Didi, a ride-sharing company based in China has entered the US stock market this year. This triggered the Chinese government as it’s now pushing Didi to delist from NYSE and come back.
It’s cited that the Chinese government is fearing Didi’s sensitive data sharing with American firms, which could later impact China sometime. So, it’s now offering recommending Didi to delist, by offering a few alternatives.
China Nudges Didi Again
Since last year, everyone knew that an informal cold war is happening between China and the US. There have been a lot of sanctions laid against each other, and companies being affected due to them.
Yet, Didi, a ride-hailing company similar to Uber has dared to step up and list its shares in the US stock market.
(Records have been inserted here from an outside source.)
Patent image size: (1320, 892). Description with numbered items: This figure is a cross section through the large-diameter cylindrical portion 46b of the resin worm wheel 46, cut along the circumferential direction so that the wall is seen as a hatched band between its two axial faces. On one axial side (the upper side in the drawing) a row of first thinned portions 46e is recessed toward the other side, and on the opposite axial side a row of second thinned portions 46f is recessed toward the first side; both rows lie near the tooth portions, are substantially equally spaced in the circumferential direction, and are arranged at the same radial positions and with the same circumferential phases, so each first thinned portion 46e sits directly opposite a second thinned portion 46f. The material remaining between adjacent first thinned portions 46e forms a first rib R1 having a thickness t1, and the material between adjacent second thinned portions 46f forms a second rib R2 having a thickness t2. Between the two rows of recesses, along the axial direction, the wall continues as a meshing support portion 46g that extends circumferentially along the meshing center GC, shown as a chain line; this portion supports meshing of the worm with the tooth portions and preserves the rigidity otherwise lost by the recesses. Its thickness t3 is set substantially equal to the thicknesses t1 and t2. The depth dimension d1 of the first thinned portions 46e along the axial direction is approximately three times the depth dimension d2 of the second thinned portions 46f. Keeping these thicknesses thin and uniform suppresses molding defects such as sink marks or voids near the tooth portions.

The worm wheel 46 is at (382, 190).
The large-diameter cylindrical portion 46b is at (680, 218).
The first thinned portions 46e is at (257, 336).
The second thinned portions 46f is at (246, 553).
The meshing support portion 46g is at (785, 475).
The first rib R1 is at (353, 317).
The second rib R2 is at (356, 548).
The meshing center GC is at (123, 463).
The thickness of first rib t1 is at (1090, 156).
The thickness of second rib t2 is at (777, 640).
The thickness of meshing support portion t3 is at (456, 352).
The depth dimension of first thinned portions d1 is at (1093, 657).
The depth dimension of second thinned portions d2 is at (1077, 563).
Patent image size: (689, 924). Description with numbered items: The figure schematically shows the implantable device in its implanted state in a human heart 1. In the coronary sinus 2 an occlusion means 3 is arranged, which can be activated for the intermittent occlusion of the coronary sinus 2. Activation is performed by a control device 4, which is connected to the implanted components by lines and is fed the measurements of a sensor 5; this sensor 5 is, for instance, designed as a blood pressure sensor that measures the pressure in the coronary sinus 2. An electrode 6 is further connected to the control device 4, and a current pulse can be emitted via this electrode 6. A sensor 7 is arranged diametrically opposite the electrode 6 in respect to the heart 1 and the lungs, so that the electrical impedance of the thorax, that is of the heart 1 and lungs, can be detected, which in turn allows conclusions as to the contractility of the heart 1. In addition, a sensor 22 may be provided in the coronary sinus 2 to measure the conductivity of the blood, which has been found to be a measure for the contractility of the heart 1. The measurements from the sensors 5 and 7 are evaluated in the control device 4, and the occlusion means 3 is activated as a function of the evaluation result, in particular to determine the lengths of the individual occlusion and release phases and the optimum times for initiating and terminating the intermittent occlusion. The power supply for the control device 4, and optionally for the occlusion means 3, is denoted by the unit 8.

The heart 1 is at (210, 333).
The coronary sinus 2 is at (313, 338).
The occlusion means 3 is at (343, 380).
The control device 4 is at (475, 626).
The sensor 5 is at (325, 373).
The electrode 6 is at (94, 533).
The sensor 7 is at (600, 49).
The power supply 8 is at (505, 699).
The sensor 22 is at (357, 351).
Though this triggered China a lot of times, even conducting frequent inspections at Didi’s offices, Didi proceeded with listing in the New York Stock Exchange this year.
The listing is one of a kind, breaking Alibaba’s record of largest IPO of a Chinese company in NYSE since 2014. And with full support from Softbank and Uber Technologies, the two major shareholders, Didi went on to perform well in foreign countries.
As this is still triggering the Chinese government, it’s now nudging Didi again to withdraw from the US stock market, by offering two alternatives to satisfy the company. One is to list the Didi’s delisted US shares in the Hong Kong stock exchange, with, of course, discounted price from what’s actually trading from.
And the second, by privatizing it. Beijing municipal corporation has earlier come forward to invest in Didi, so the authority of control can still remain with the home government. What Didi is going to do isn’t unknown yet, but experts say this deal will eventually be dropped, and let Didi continue as usual.